Strawberry Blueberry Pineapple Preserves. Or maybe I should call them Blueberry Strawberry Pineapple Preserves. Either way, it's a mouthful. Oh! I know! P.B.S. Preserves! It rolls off the tongue nicely, and I'm sure the folks at Sesame Street would love it.
For my second canning experience, I decided to go off the cuff and come up with my own combination. I was sold when I asked Ang and Michael if they thought strawberries, blueberries and pineapple would make tasty preserves and they answered with a resounding 'YES'!
I have never heard of pineapple in preserves, and I don't know if they are supposed to be used in that way, but I figured, what the heck, I'll give it a try. I referenced a strawberry preserve recipe I found on the internet and got to work.

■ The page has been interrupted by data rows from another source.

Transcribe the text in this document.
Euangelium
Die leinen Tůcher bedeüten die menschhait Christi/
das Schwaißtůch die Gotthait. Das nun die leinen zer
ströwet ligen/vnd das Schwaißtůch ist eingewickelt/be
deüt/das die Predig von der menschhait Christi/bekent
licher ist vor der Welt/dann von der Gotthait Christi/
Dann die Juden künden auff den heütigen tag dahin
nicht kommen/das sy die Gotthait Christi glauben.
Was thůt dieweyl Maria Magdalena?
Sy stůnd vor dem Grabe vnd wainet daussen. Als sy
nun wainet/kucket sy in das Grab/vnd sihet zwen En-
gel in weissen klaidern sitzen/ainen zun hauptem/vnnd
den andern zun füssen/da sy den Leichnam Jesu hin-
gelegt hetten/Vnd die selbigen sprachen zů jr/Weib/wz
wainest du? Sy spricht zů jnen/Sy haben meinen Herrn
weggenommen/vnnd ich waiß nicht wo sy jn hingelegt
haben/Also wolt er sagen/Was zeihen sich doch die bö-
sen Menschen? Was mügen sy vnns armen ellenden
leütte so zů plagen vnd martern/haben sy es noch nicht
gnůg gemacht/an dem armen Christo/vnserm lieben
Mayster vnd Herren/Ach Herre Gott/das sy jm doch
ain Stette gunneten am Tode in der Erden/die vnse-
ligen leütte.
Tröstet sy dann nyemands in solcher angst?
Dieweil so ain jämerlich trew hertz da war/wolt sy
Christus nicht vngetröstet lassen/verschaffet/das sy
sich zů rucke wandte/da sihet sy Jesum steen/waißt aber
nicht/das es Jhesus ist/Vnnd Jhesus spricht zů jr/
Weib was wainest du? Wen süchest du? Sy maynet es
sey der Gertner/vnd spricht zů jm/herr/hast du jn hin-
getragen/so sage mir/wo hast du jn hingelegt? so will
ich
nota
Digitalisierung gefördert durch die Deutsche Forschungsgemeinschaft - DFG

In a large pot I combined fresh strawberries, frozen blueberries, and canned pineapple (juice and all) together with sugar and some lemon juice, and set it on the stove. I brought the mixture to temperature and used the same frozen plate test I did with the orange marmalade. Once the mixture quickly jelled on the frozen plate, I was ready for the jars.
The whole thing came together quite quickly, but the proof was in the taste. Not having any biscuits around this time, I had to settle for a piece of toast. The flavors were sensational! The strawberry and blueberry flavors shine, and the pineapple comes through as well, even though most of the chunks practically disintegrated while cooking. It has the perfect sweetness for my taste, as well.
My second canning experience was a success and it was exciting to try something new. I was also lucky enough to get dozens of 8 oz. jars from Margie, chock full of canning memories past. All but guaranteeing many more canning adventures to come.